The study focused on applying a consistent set of input variables to train three models – random forest, boosted trees and neural networks – to predict US large-cap stock monthly returns. A portfolio that consists of long top 50 and short bottom 50 stocks according to model predictions each month is constructed for back testing. The out-of-sample results identified strengths in the ML process.
What’s working: Scale and speed
A key benefit of ML is the ability to process large volumes of data much more quickly than humans can. This is true not only for historical stock market data or company information in the public domain, but also for non-traditional data sources such as news articles and social media content.
Through that analysis, patterns, trends and correlations emerge that can be used as signals for making investment decisions. However, meaningful signal creation depends heavily on how machines interpret information.
"Interpretability is essential for machine learning models to gain trust in practice,” Li explained. “We feel that interpretation needs to reveal dynamics about how factors and variables interact."
What’s needed: Trust and transparency
While the opportunities are intriguing, Li noted a number of barriers that could slow adoption of ML models in selecting investments. Financial markets face a unique set of challenges, starting with data sets that are relatively small in comparison to other industries.
There is also a huge demand for transparency, which is not a straightforward task. Given markets’ non-stationary and adaptive characteristics, using historical data can be difficult.
Shifting business models add to the complexity and the need for smarter, better ML tools. “By applying natural language processing and clustering models, for example, we can develop stock grouping schemes that are dynamic and data-driven,” Li said.
Through ML, machines can analyze large volumes of data to identify trends and correlations that can provide an information edge.
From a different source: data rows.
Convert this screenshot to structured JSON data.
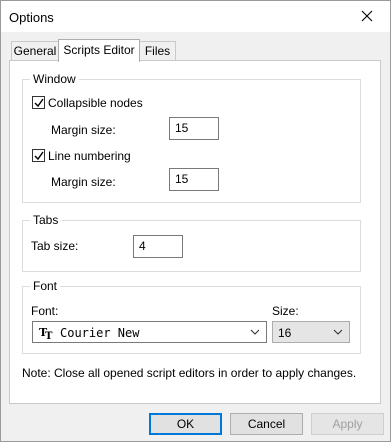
{
  "window": {
    "title": "Options",
    "close_icon": "close-icon"
  },
  "tabs": [
    {
      "label": "General",
      "active": false
    },
    {
      "label": "Scripts Editor",
      "active": true
    },
    {
      "label": "Files",
      "active": false
    }
  ],
  "window_group": {
    "legend": "Window",
    "collapsible": {
      "label": "Collapsible nodes",
      "checked": true
    },
    "collapsible_margin": {
      "label": "Margin size:",
      "value": "15"
    },
    "line_numbering": {
      "label": "Line numbering",
      "checked": true
    },
    "numbering_margin": {
      "label": "Margin size:",
      "value": "15"
    }
  },
  "tabs_group": {
    "legend": "Tabs",
    "tab_size": {
      "label": "Tab size:",
      "value": "4"
    }
  },
  "font_group": {
    "legend": "Font",
    "font_label": "Font:",
    "font_value": "Courier New",
    "font_icon": "truetype-font-icon",
    "size_label": "Size:",
    "size_value": "16"
  },
  "note": "Note: Close all opened script editors in order to apply changes.",
  "buttons": {
    "ok": "OK",
    "cancel": "Cancel",
    "apply": "Apply"
  },
  "colors": {
    "accent": "#0078d7",
    "background": "#f0f0f0",
    "panel": "#ffffff"
  }
}
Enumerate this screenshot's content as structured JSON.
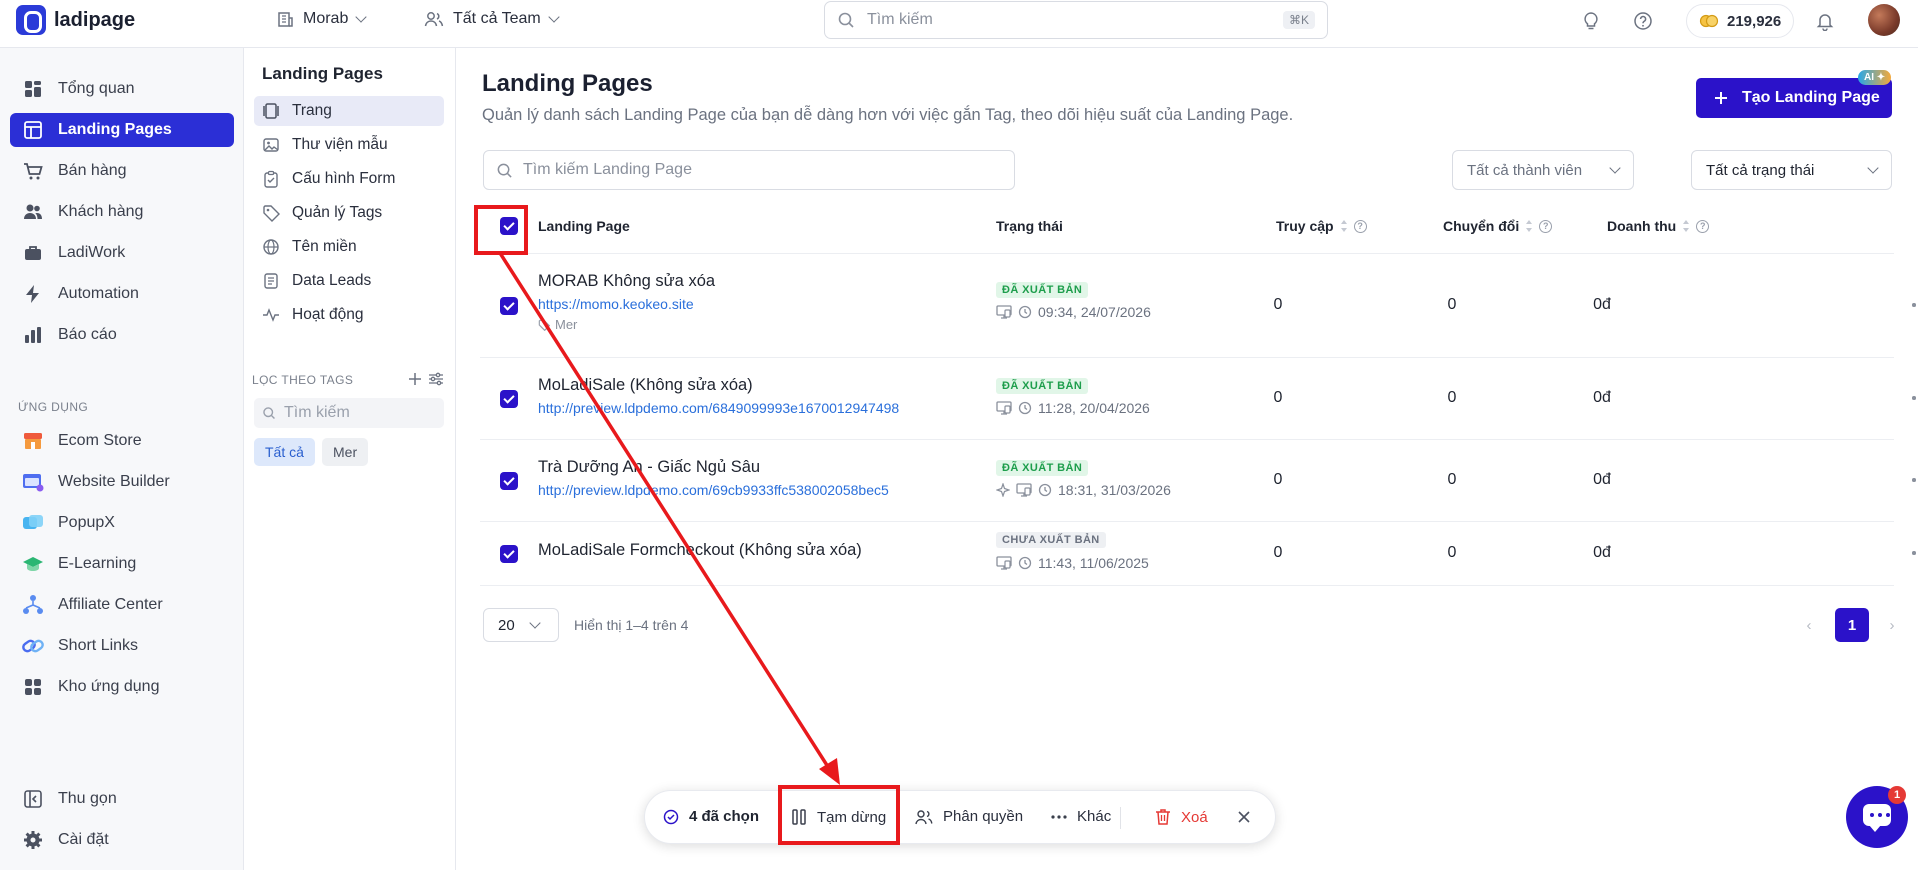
{
  "topbar": {
    "logo_text": "ladipage",
    "workspace": "Morab",
    "team": "Tất cả Team",
    "search_placeholder": "Tìm kiếm",
    "shortcut": "⌘K",
    "credits": "219,926"
  },
  "sidebar": {
    "items": [
      {
        "label": "Tổng quan",
        "icon": "dashboard-icon"
      },
      {
        "label": "Landing Pages",
        "icon": "layout-icon"
      },
      {
        "label": "Bán hàng",
        "icon": "cart-icon"
      },
      {
        "label": "Khách hàng",
        "icon": "users-icon"
      },
      {
        "label": "LadiWork",
        "icon": "briefcase-icon"
      },
      {
        "label": "Automation",
        "icon": "bolt-icon"
      },
      {
        "label": "Báo cáo",
        "icon": "bar-chart-icon"
      }
    ],
    "apps_label": "ỨNG DỤNG",
    "apps": [
      {
        "label": "Ecom Store",
        "icon": "store-icon"
      },
      {
        "label": "Website Builder",
        "icon": "website-icon"
      },
      {
        "label": "PopupX",
        "icon": "popup-icon"
      },
      {
        "label": "E-Learning",
        "icon": "graduation-icon"
      },
      {
        "label": "Affiliate Center",
        "icon": "affiliate-icon"
      },
      {
        "label": "Short Links",
        "icon": "link-icon"
      },
      {
        "label": "Kho ứng dụng",
        "icon": "apps-grid-icon"
      }
    ],
    "collapse": "Thu gọn",
    "settings": "Cài đặt"
  },
  "subnav": {
    "title": "Landing Pages",
    "items": [
      {
        "label": "Trang"
      },
      {
        "label": "Thư viện mẫu"
      },
      {
        "label": "Cấu hình Form"
      },
      {
        "label": "Quản lý Tags"
      },
      {
        "label": "Tên miền"
      },
      {
        "label": "Data Leads"
      },
      {
        "label": "Hoạt động"
      }
    ],
    "tags_label": "LỌC THEO TAGS",
    "tag_search_placeholder": "Tìm kiếm",
    "chips": [
      "Tất cả",
      "Mer"
    ]
  },
  "main": {
    "title": "Landing Pages",
    "description": "Quản lý danh sách Landing Page của bạn dễ dàng hơn với việc gắn Tag, theo dõi hiệu suất của Landing Page.",
    "create_button": "Tạo Landing Page",
    "ai_badge": "AI",
    "search_placeholder": "Tìm kiếm Landing Page",
    "member_filter": "Tất cả thành viên",
    "status_filter": "Tất cả trạng thái",
    "columns": {
      "name": "Landing Page",
      "status": "Trạng thái",
      "visits": "Truy cập",
      "conversions": "Chuyển đổi",
      "revenue": "Doanh thu"
    },
    "rows": [
      {
        "name": "MORAB Không sửa xóa",
        "url": "https://momo.keokeo.site",
        "tag": "Mer",
        "status": "ĐÃ XUẤT BẢN",
        "time": "09:34, 24/07/2026",
        "visits": "0",
        "conversions": "0",
        "revenue": "0đ"
      },
      {
        "name": "MoLadiSale (Không sửa xóa)",
        "url": "http://preview.ldpdemo.com/6849099993e1670012947498",
        "status": "ĐÃ XUẤT BẢN",
        "time": "11:28, 20/04/2026",
        "visits": "0",
        "conversions": "0",
        "revenue": "0đ"
      },
      {
        "name": "Trà Dưỡng An - Giấc Ngủ Sâu",
        "url": "http://preview.ldpdemo.com/69cb9933ffc538002058bec5",
        "status": "ĐÃ XUẤT BẢN",
        "time": "18:31, 31/03/2026",
        "visits": "0",
        "conversions": "0",
        "revenue": "0đ"
      },
      {
        "name": "MoLadiSale Formcheckout (Không sửa xóa)",
        "status": "CHƯA XUẤT BẢN",
        "time": "11:43, 11/06/2025",
        "visits": "0",
        "conversions": "0",
        "revenue": "0đ"
      }
    ],
    "page_size": "20",
    "page_info": "Hiển thị 1–4 trên 4",
    "current_page": "1"
  },
  "action_bar": {
    "selected": "4 đã chọn",
    "pause": "Tạm dừng",
    "permission": "Phân quyền",
    "other": "Khác",
    "delete": "Xoá"
  },
  "chat": {
    "count": "1"
  },
  "colors": {
    "accent": "#2b12c9",
    "annotation": "#e8191c",
    "published": "#1e9e4c"
  }
}
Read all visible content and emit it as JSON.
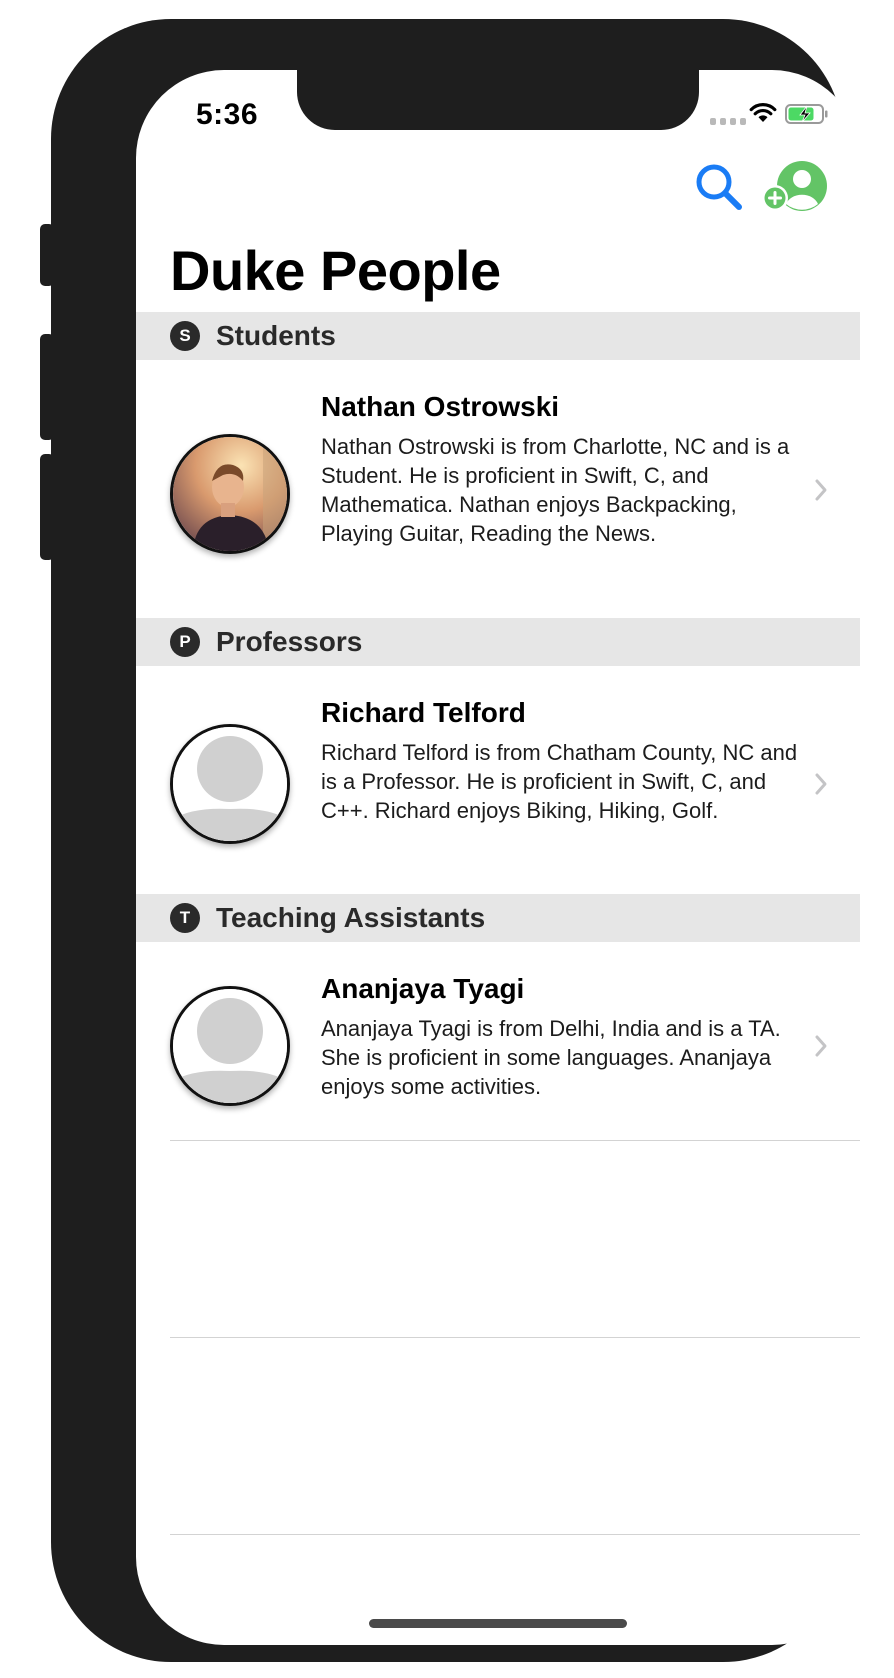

While machines can be trained to recognize patterns and predict future market movements, there is a need for deeper intelligence.
Importantly, we need to see what is going into the models to gauge the accuracy of the predictions. Our Model Fingerprint tool deconstructs and realigns predictions to compare linear, non-linear and interaction subcomponents more easily, and better quantify analysis. Since it is model-agnostic, the tool can be implemented in the same way to any model, making analysis more efficient.
“We have to open the black box and get an understanding of what is going on inside the machine,” Li said. “That’s the best way to ensure minds and machines work together for better outcomes.”